Denton was shot alongside Police Detective Charles “Chuck” Dinwiddie, 47, last Friday as they and other SWAT officers served a narcotics search warrant at a Killeen apartment complex.
Dinwiddie died Sunday in the intensive care unit at Scott & White hospital.
One of the residents of the apartment, Marvin Louis Guy, 49, was arrested after the shooting and remains in the Bell County Jail charged with three counts of capital murder.
Previous story:
http://www.statesman.com/news/news/crime-law/killeen-officer-injured-in-shooting-has-died/nftDt/
SWAT Officer Juan Obregon was at the apartment complex when the shooting took place. For him, it was a scene that was all too familiar.
“We heard ‘officer down’ then we heard the names and knowing these two guys really well just hit me like a truck right away," Obregon said.

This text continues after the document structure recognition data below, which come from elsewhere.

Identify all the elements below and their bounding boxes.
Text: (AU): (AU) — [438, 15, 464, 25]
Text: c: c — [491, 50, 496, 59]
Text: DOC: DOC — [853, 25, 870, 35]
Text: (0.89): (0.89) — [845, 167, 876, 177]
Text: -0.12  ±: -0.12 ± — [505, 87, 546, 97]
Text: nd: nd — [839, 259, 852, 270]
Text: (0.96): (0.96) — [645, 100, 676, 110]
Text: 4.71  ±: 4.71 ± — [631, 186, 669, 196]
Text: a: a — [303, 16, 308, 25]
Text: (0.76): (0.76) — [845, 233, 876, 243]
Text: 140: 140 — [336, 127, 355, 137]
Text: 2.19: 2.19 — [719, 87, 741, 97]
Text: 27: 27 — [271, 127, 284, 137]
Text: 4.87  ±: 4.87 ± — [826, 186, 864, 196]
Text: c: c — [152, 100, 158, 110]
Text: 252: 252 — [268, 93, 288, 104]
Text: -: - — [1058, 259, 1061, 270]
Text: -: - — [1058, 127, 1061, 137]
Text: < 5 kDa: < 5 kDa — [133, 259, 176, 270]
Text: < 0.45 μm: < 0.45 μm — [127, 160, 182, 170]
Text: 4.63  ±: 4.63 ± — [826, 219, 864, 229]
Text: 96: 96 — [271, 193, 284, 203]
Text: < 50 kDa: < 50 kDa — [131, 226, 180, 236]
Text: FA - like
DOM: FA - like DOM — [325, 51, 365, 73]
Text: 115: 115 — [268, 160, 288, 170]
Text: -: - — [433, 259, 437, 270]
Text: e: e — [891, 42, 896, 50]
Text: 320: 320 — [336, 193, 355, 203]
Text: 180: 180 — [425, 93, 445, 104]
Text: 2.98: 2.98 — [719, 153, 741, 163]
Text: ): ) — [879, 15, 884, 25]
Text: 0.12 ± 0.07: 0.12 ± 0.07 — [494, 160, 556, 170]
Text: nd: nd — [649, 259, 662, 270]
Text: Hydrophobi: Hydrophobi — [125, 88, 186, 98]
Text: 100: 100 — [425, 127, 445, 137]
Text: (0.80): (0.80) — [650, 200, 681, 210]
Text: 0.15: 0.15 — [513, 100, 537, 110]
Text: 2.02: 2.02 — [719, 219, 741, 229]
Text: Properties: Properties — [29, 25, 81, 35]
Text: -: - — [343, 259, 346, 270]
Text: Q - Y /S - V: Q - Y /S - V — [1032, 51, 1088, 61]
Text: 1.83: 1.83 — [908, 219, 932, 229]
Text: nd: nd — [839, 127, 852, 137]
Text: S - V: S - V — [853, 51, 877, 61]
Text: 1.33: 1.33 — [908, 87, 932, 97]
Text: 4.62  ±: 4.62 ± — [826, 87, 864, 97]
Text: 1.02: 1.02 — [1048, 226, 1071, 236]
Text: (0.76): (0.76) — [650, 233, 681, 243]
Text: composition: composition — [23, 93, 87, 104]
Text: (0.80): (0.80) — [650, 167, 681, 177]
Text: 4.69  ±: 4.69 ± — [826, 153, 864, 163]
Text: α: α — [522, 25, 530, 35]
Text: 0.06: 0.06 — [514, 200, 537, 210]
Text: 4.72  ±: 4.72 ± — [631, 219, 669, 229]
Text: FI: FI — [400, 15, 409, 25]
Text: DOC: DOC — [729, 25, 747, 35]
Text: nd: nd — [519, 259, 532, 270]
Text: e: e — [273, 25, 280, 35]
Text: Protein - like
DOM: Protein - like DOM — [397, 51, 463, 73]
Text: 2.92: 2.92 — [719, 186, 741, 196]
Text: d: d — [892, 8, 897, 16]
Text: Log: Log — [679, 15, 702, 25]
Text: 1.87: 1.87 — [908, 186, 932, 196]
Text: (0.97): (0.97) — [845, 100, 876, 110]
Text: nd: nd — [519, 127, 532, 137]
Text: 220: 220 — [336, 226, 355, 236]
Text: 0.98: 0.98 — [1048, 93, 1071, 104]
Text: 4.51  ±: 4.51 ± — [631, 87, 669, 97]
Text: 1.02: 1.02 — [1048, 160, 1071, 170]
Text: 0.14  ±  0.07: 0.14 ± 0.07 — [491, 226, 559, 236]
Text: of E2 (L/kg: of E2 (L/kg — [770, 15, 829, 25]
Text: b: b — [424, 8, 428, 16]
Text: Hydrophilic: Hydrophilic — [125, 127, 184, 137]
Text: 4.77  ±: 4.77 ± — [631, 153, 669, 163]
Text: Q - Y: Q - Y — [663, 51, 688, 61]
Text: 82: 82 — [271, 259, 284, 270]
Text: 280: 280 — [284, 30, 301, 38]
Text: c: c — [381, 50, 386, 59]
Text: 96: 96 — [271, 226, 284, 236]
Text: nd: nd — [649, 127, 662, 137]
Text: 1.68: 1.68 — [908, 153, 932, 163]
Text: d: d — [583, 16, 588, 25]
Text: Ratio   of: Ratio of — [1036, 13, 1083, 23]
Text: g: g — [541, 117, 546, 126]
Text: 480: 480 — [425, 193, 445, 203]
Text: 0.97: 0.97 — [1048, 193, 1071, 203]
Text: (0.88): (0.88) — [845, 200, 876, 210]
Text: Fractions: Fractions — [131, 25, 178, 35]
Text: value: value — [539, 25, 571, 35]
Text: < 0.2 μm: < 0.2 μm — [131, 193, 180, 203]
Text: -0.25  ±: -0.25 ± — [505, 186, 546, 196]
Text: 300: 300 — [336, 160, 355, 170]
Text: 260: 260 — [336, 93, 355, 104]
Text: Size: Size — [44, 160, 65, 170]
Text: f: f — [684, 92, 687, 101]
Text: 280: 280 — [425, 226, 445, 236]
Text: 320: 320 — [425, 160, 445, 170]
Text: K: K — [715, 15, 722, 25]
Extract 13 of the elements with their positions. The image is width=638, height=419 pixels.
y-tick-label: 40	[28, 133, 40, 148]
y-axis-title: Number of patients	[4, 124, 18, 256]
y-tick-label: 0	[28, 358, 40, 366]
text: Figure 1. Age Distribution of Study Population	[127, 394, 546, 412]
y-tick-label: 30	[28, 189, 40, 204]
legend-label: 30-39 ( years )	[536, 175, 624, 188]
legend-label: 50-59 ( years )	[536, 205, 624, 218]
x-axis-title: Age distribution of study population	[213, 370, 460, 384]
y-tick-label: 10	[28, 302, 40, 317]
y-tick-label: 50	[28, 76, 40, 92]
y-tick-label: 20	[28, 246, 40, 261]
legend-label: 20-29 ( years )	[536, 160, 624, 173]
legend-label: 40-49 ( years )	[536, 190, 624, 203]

In July of last year, Obregon was shot alongside SWAT Officer Bobby Hornsby, 32, when a Fort Hood soldier opened fire at police during a standoff at the Grandon Manor Apartments in Killeen.
A bullet shattered the femur in Obregon’s left leg. After surgery, he was unable to walk for weeks and underwent grueling therapy.
"The doctors told me that I wouldn't be able to do my job let alone be on the SWAT team anymore."
"I felt hopeless," Obregon said.
But Obregon overcame his immeasurable odds and returned to Killeen SWAT in early January.
However, the connections between Obregon and Denton’s injuries remain eerie.
Both were shot in the left leg, just millimeters shy of piercing the femoral artery, and both suffered shattered femurs. Even the same doctors operated on both Obregon and Denton.
"It's like the tape was rewound and different people were placed in the situation,” Obregon said.
“Him being hit in the leg, Chuck and Bobby being killed, it’s like a bad dream and we’re waiting to wake up."
Obregon made a point to visit Denton as soon as he could in the hospital.
“I wanted to see him, you know people always tell you stuff like ‘I know what you’re going through,’ when they really don’t. In this situation I had been in his shoes,” Obregon said.
“I knew what he was about to go through and I wanted to be there to lift him up.”
Obregon vows to uphold that promise; he wheeled Denton from the ambulance Wednesday to the front door of his home.
It was a small gesture showing Denton that he won’t pave his road to recovery alone.
"Being able to be there for him and push him up the driveway through those front doors, gave him the opportunity to see that his boys are here for him and that's what's going to get him through everything."